Türkiye’nin Jeolojik Önemi ve Zemin Etüdü

  • 13 Okunma

Türkiye, Alpin kıvrım kuşağı içindedir ve bu kuşağın genel nitelikleri yanında, kendine has bir takım jeolojik özellikleri de içermektedir.

İklim şartları ve bitki örtüsünün de etkilediği bu özelliklerin başında, Anadolu kara parçasının coğrafî-jeolojik konumu gelmektedir. Kuzeyde Avrasya (Avrupa-Asya) ve güneyde Afrika (Arabistan) kıtaları arasında bulunan ülkemizin jeolojisi, bu iki eski kıtanın sürekli hareketlerine ve bu kıtalar arasında yer almış olan Eski ve Yeni Tetis denizinin (zaman zaman okyanusunun) jeotektonik evrimine bağlı olarak gelişmiştir.

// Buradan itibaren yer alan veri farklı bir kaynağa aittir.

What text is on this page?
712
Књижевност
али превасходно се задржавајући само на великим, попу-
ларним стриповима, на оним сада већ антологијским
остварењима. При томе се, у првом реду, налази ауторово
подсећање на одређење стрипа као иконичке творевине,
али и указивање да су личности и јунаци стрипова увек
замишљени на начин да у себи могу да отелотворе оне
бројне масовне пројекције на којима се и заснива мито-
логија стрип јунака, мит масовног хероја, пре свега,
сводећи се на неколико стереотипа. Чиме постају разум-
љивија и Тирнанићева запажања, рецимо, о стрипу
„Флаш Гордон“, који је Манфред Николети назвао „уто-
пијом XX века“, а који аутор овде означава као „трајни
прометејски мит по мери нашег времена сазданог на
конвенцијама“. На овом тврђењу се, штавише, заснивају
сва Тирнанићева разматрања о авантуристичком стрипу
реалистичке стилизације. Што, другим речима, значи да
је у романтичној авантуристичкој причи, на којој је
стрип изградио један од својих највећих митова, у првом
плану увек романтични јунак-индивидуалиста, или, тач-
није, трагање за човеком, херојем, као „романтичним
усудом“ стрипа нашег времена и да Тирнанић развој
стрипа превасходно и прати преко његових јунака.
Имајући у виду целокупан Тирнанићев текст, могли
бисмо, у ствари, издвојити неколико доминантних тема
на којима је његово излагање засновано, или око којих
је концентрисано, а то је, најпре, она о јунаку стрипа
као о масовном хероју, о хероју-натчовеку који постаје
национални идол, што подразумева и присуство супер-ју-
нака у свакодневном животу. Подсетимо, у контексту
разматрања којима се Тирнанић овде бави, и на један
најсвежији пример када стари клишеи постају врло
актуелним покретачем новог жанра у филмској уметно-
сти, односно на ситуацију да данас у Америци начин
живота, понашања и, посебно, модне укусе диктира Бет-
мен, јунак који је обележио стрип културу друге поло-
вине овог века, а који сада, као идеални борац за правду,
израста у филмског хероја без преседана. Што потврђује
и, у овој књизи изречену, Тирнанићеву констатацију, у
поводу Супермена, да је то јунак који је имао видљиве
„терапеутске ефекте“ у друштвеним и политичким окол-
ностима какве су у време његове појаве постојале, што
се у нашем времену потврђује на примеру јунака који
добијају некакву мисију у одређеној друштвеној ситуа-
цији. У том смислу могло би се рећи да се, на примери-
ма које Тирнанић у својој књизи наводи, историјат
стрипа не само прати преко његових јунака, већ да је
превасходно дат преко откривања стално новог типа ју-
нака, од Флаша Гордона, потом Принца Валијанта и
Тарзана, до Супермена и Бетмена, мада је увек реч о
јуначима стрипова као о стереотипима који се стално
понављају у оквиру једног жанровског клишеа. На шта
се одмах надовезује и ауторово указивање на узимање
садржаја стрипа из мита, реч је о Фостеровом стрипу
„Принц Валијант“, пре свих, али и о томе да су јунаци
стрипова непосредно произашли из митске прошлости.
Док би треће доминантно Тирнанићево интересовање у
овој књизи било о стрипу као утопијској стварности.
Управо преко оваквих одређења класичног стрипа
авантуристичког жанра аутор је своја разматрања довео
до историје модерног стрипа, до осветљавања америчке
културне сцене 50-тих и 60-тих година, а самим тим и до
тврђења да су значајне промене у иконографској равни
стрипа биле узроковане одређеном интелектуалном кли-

Bu nedenle ülkemiz, Alpin sıradağların, özellikle Tetis kuşağının, jeolojik-tektonik gelişmesinde etken olan levha hareketlerinin ayrıntılı olarak incelenebileceği, bu hareketlerin tarihsel evriminin kesinlikle açıklığa kavuşturulabileceği, başka bir deyişle, jeotektonik olayların sağlam verilere dayalı olarak yorumlanabileceği bir bölge durumundadır.

Türkiye’yi de içerisine alan Alpin sıradağlar bölgesinde, Kuaterner dışında kalan tüm stratigrafik seriler, Paleozoik, Mesozoik ve Tersiyer yaşlı formasyonlar, son 70-80 milyon yıl boyunca çeşitli orojenik evreler geçirmiş, dolayısıyla birkaç kez kıvrılmış, kırılmış, ileri derecede deforme olmuştur (Ketin, 1983).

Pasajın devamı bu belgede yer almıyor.